In den Alpen von Elfriede Jelinek am Stadttheater Ingolstadt

Was könnte Elfriede Jelinek dazu veranlasst haben, das Theaterstück In den Alpen zu schreiben? Vielleicht war es das gleiche Gefühl, dass einen packt, wenn er im Fernsehen einen gutgelaunten Steuerkriminellen, eingerahmt von fußballbegeisterten Konzernbossen, Politikern und Medienleuten, sieht, der durch seine bloße Anwesenheit auf den VIP-Plätzen jeglichem Anstand und jeder moralischen Norm Hohn spricht. Es ist Ohnmacht. Die Ohnmacht, zusehen zu müssen, ohne etwas gegen die Arroganz hochstilisierter Moralapostel unternehmen zu können. Zusehen musste auch die österreichische Nobelpreisträgerin. Das tut sie eigentlich schon immer, zusehen, hinschauen. Und sie hat die Kaprunbahn noch immer im Blick. Besser gesagt, das Geschehen danach, die juristische Aufarbeitung der größten Katastrophe in der Nachkriegsgeschichte Österreichs. 155 Menschen kamen zu Tode. Man schrieb den 11. November 2000. Und niemand war schuld. (Am 11. November übernehmen die Narren das Zepter.)

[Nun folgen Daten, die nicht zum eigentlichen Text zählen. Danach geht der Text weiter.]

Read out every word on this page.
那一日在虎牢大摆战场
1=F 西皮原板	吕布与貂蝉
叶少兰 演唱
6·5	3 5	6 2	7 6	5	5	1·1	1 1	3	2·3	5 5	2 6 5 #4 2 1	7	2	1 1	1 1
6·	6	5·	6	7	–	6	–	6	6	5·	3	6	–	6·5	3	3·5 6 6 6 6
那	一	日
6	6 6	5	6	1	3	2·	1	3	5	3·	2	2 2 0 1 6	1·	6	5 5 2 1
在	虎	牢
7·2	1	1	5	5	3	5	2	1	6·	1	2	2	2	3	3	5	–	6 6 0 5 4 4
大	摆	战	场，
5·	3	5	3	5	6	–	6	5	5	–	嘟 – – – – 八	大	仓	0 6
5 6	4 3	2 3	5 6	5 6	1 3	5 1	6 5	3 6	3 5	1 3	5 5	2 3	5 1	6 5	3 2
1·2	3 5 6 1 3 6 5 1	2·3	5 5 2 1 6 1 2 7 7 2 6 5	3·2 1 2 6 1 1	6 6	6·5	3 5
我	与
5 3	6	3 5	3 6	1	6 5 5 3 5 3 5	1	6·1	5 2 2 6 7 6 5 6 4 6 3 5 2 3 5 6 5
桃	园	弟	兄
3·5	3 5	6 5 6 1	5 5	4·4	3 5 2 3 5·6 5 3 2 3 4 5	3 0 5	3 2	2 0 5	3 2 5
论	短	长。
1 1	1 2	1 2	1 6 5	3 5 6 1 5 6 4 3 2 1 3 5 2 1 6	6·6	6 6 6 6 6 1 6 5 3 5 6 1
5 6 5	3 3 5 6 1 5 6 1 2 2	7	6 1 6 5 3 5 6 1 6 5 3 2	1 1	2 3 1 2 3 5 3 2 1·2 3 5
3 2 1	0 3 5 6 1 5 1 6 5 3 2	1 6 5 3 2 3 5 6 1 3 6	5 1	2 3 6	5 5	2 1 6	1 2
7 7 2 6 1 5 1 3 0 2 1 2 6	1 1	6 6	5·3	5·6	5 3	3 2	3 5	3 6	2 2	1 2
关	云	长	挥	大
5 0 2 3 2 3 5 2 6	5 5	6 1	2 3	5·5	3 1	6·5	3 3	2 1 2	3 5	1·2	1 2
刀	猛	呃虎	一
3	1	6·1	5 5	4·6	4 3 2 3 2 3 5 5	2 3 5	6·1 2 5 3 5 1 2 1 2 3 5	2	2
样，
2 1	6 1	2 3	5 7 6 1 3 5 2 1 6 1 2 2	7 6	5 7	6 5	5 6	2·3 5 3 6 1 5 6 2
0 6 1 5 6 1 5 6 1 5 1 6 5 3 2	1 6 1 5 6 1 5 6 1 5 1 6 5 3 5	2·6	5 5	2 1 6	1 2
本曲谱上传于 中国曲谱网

Das Stadttheater Ingolstadt hat In den Alpen auf die Bühne gebracht (Regie: Gustav Rueb). Wenn der Zuschauer den Saal betritt sind die Touristen schon da. In ihren Ski- und Wanderanzügen. Sie bewegen sich so komisch. Wie Roboter. Und sie sind so bleich. Auch ihre Lippen bewegen sich. Doch ist nur ein ganz schwaches Lispeln zu vernehmen. Nur einer sitzt etwas abseits und kaut mit verächtlichem Blick an einem Stück Brot. Er trägt einen Trachtenanzug, Alltagstracht, keine Festtracht.

Spätestens beim Erlöschen der Saalbeleuchtung wird auch dem letzten Zuschauer klar: das sind ja alles Tote. Nichtwesen mit Brandmalen im Gesicht. Mit Nummern gekennzeichnet. Die Nummer 1 ist ein Junge. (Von den 155 Toten waren 31 noch keine 18 Jahre alt.) Und er klagt an. In einem fast eine halbe Stunde währenden Monolog. Doch sonderbarerweise ohne Bösartigkeit, ohne Rachegelüste, eine fast sachliche Ansprache aus dem Jenseits, mit Blicken in die Tiefe der österreichischen Geschichte – und natürlich ihren Verstrickungen mit der deutschen.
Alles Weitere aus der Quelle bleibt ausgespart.